Mowgli's Andy Serkis: Portraying bear was more difficult than ape
Andy Serkis describes challenges of making Mowgli
Andy Serkis is best known for his brilliant performances in motion-capture acting and voice work roles, from The Lord Of The Rings' Gollum to simian leader Caesar from the Planet Of The Apes series.
Now, the 54-year-old English actor-director is taking on another animal species, portraying Baloo the bear in Mowgli: Legend Of The Jungle, which he also directed and premieres on Netflix on Dec 7.
He reinvents Rudyard Kipling's beloved masterpiece, in which a boy torn between two worlds accepts his destiny and becomes a legend.
Mowgli (Rohan Chand) has never belonged in either the jungle or the world of man, and now he must navigate the dangers of each on a journey to discover where he truly belongs.
Christian Bale, Cate Blanchett, Benedict Cumberbatch, Freida Pinto, Matthew Rhys and Naomie Harris lead an all-star cast in this fantasy adventure.
Serkis, who was in town this month for the Netflix See What's Next: Asia event, told The New Paper in a round-table interview that capturing Baloo proved to be "a little (more) difficult physically" than any member of the primate family.
He said: "The bear is a big quadruped. With a lot of our animals that we capture, we use two people. We would have our A-list actor playing at the front and someone playing the back end. Translating the actor's facial expressions into a non-humanoid face was the most difficult.
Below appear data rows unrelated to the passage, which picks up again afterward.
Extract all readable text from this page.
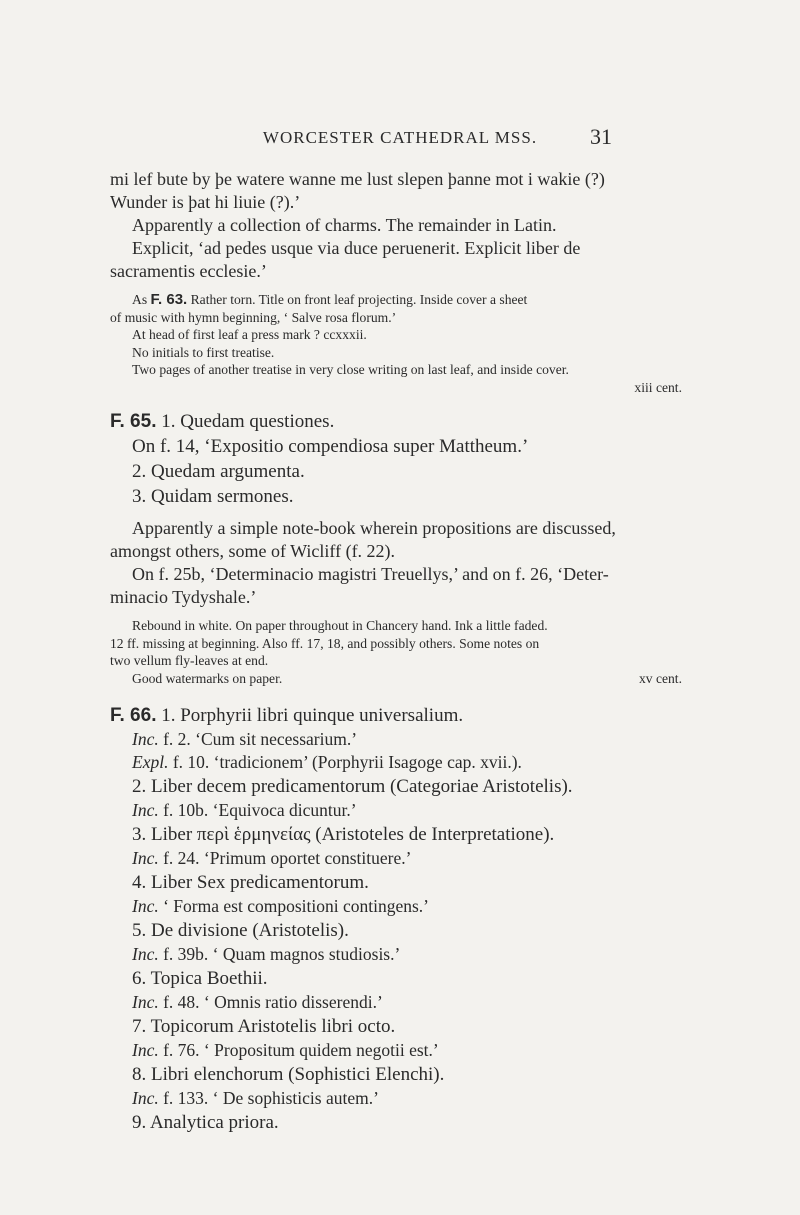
WORCESTER CATHEDRAL MSS.	31

mi lef bute by þe watere wanne me lust slepen þanne mot i wakie (?)

Wunder is þat hi liuie (?).’

Apparently a collection of charms. The remainder in Latin.

Explicit, ‘ad pedes usque via duce peruenerit. Explicit liber de

sacramentis ecclesie.’

As F. 63. Rather torn. Title on front leaf projecting. Inside cover a sheet

of music with hymn beginning, ‘ Salve rosa florum.’

At head of first leaf a press mark ? ccxxxii.

No initials to first treatise.

Two pages of another treatise in very close writing on last leaf, and inside cover.

xiii cent.

F. 65. 1. Quedam questiones.

On f. 14, ‘Expositio compendiosa super Mattheum.’

2. Quedam argumenta.

3. Quidam sermones.

Apparently a simple note-book wherein propositions are discussed,

amongst others, some of Wicliff (f. 22).

On f. 25b, ‘Determinacio magistri Treuellys,’ and on f. 26, ‘Deter-

minacio Tydyshale.’

Rebound in white. On paper throughout in Chancery hand. Ink a little faded.

12 ff. missing at beginning. Also ff. 17, 18, and possibly others. Some notes on

two vellum fly-leaves at end.

Good watermarks on paper.	xv cent.

F. 66. 1. Porphyrii libri quinque universalium.

Inc. f. 2. ‘Cum sit necessarium.’

Expl. f. 10. ‘tradicionem’ (Porphyrii Isagoge cap. xvii.).

2. Liber decem predicamentorum (Categoriae Aristotelis).

Inc. f. 10b. ‘Equivoca dicuntur.’

3. Liber περὶ ἑρμηνείας (Aristoteles de Interpretatione).

Inc. f. 24. ‘Primum oportet constituere.’

4. Liber Sex predicamentorum.

Inc. ‘ Forma est compositioni contingens.’

5. De divisione (Aristotelis).

Inc. f. 39b. ‘ Quam magnos studiosis.’

6. Topica Boethii.

Inc. f. 48. ‘ Omnis ratio disserendi.’

7. Topicorum Aristotelis libri octo.

Inc. f. 76. ‘ Propositum quidem negotii est.’

8. Libri elenchorum (Sophistici Elenchi).

Inc. f. 133. ‘ De sophisticis autem.’

9. Analytica priora.
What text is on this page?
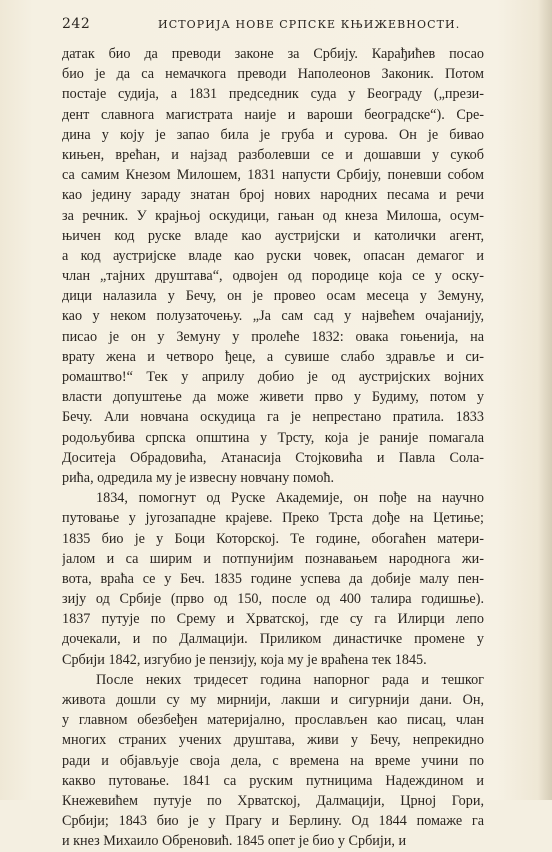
242	ИСТОРИЈА НОВЕ СРПСКЕ КЊИЖЕВНОСТИ.
датак био да преводи законе за Србију. Карађићев посао
био је да са немачкога преводи Наполеонов Законик. Потом
постаје судија, а 1831 председник суда у Београду („прези-
дент славнога магистрата наије и вароши београдске“). Сре-
дина у коју је запао била је груба и сурова. Он је бивао
кињен, врећан, и најзад разболевши се и дошавши у сукоб
са самим Кнезом Милошем, 1831 напусти Србију, поневши собом
као једину зараду знатан број нових народних песама и речи
за речник. У крајњој оскудици, гањан од кнеза Милоша, осум-
њичен код руске владе као аустријски и католички агент,
а код аустријске владе као руски човек, опасан демагог и
члан „тајних друштава“, одвојен од породице која се у оску-
дици налазила у Бечу, он је провео осам месеца у Земуну,
као у неком полузаточењу. „Ја сам сад у највећем очајанију,
писао је он у Земуну у пролеће 1832: овака гоњенија, на
врату жена и четворо ђеце, а сувише слабо здравље и си-
ромаштво!“ Тек у априлу добио је од аустријских војних
власти допуштење да може живети прво у Будиму, потом у
Бечу. Али новчана оскудица га је непрестано пратила. 1833
родољубива српска општина у Трсту, која је раније помагала
Доситеја Обрадовића, Атанасија Стојковића и Павла Сола-
рића, одредила му је извесну новчану помоћ.
1834, помогнут од Руске Академије, он пође на научно
путовање у југозападне крајеве. Преко Трста дође на Цетиње;
1835 био је у Боци Которској. Те године, обогаћен матери-
јалом и са ширим и потпунијим познавањем народнога жи-
вота, враћа се у Беч. 1835 године успева да добије малу пен-
зију од Србије (прво од 150, после од 400 талира годишње).
1837 путује по Срему и Хрватској, где су га Илирци лепо
дочекали, и по Далмацији. Приликом династичке промене у
Србији 1842, изгубио је пензију, која му је враћена тек 1845.
После неких тридесет година напорног рада и тешког
живота дошли су му мирнији, лакши и сигурнији дани. Он,
у главном обезбеђен материјално, прослављен као писац, члан
многих страних учених друштава, живи у Бечу, непрекидно
ради и објављује своја дела, с времена на време учини по
какво путовање. 1841 са руским путницима Надеждином и
Кнежевићем путује по Хрватској, Далмацији, Црној Гори,
Србији; 1843 био је у Прагу и Берлину. Од 1844 помаже га
и кнез Михаило Обреновић. 1845 опет је био у Србији, и
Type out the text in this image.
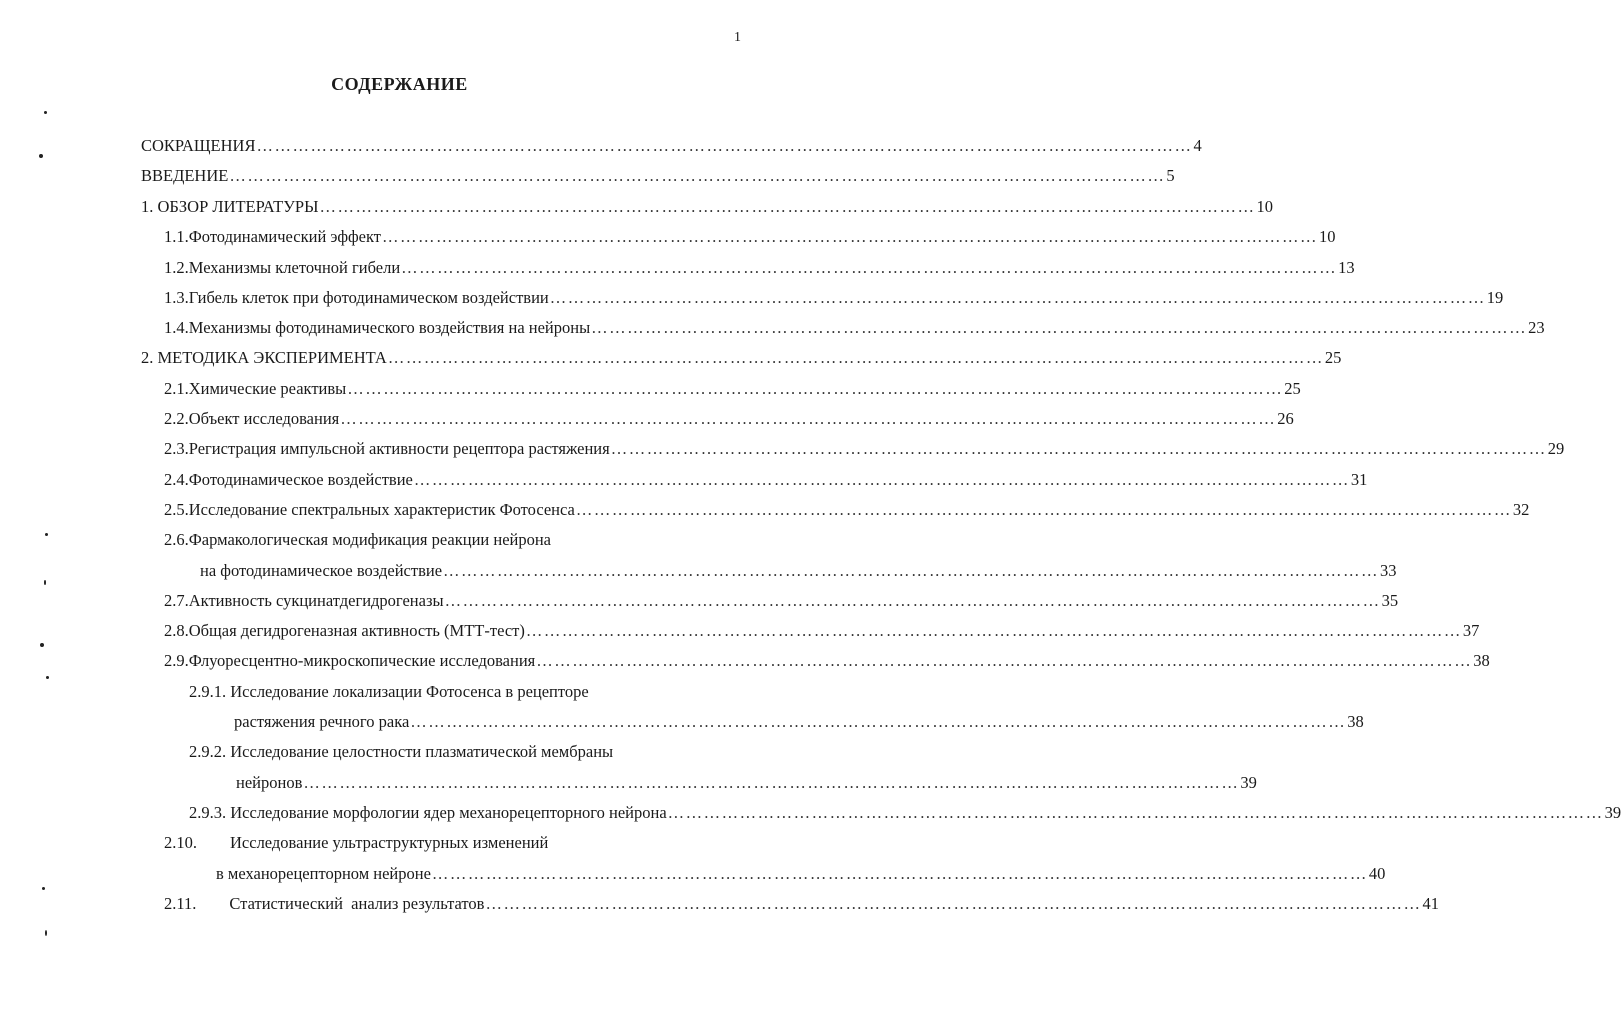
1
СОДЕРЖАНИЕ
СОКРАЩЕНИЯ …………………………………………………………………………………………………………………………………………	4
ВВЕДЕНИЕ …………………………………………………………………………………………………………………………………………	5
1. ОБЗОР ЛИТЕРАТУРЫ …………………………………………………………………………………………………………………………………………	10
1.1.Фотодинамический эффект …………………………………………………………………………………………………………………………………………	10
1.2.Механизмы клеточной гибели …………………………………………………………………………………………………………………………………………	13
1.3.Гибель клеток при фотодинамическом воздействии …………………………………………………………………………………………………………………………………………	19
1.4.Механизмы фотодинамического воздействия на нейроны …………………………………………………………………………………………………………………………………………	23
2. МЕТОДИКА ЭКСПЕРИМЕНТА …………………………………………………………………………………………………………………………………………	25
2.1.Химические реактивы …………………………………………………………………………………………………………………………………………	25
2.2.Объект исследования …………………………………………………………………………………………………………………………………………	26
2.3.Регистрация импульсной активности рецептора растяжения …………………………………………………………………………………………………………………………………………	29
2.4.Фотодинамическое воздействие …………………………………………………………………………………………………………………………………………	31
2.5.Исследование спектральных характеристик Фотосенса …………………………………………………………………………………………………………………………………………	32
2.6.Фармакологическая модификация реакции нейрона
на фотодинамическое воздействие …………………………………………………………………………………………………………………………………………	33
2.7.Активность сукцинатдегидрогеназы …………………………………………………………………………………………………………………………………………	35
2.8.Общая дегидрогеназная активность (МТТ-тест) …………………………………………………………………………………………………………………………………………	37
2.9.Флуоресцентно-микроскопические исследования …………………………………………………………………………………………………………………………………………	38
2.9.1. Исследование локализации Фотосенса в рецепторе
растяжения речного рака …………………………………………………………………………………………………………………………………………	38
2.9.2. Исследование целостности плазматической мембраны
нейронов …………………………………………………………………………………………………………………………………………	39
2.9.3. Исследование морфологии ядер механорецепторного нейрона …………………………………………………………………………………………………………………………………………	39
2.10.        Исследование ультраструктурных изменений
в механорецепторном нейроне …………………………………………………………………………………………………………………………………………	40
2.11.        Статистический  анализ результатов …………………………………………………………………………………………………………………………………………	41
"Take a character like Gollum. My facial structure is similar to his, but if you're looking into the face of a bear, wolf or tiger, it is a completely different structure. We had to design the animals very carefully so that you could see the actors' faces in them."
The father of three, who has been working on Mowgli for five years, oversaw the entire film, but the "most challenging" feat was juggling the dual role of actor and director.
Serkis said: "When you're directing, you're also directing the music, the animation, the live-action performances, and I loved every single aspect.
"We had already cast all the other characters and then we had to find Baloo. When we were searching for potential actors, a number of people turned around to me and said, 'Why don't you do it? You've got to be in it.'"
Mowgli's release was delayed numerous times to improve the visual effects and to create space between itself and the 2016 release of Walt Disney Pictures' own Jungle Book adaptation.
Then in July, the original studio Warner Bros Pictures sold the rights for the film to Netflix.
It is set to be released in select theatres in North America tomorrow, followed by its subsequent digital Netflix release.
Despite the hiccups, Serkis insisted he is "delighted" that Mowgli can now be seen "immediately across all platforms".
He said: "I am very interested in next-generation storytelling and how stories will be received in the future.
"I love that there is a 3D version of Mowgli and I think people will see that in the cinema. Equally, it has an intimacy - it is not just a cinema spectacle, it works across all mediums.
"And what I love about Netflix is the global reach. It places as much importance on the regional audiences as North America."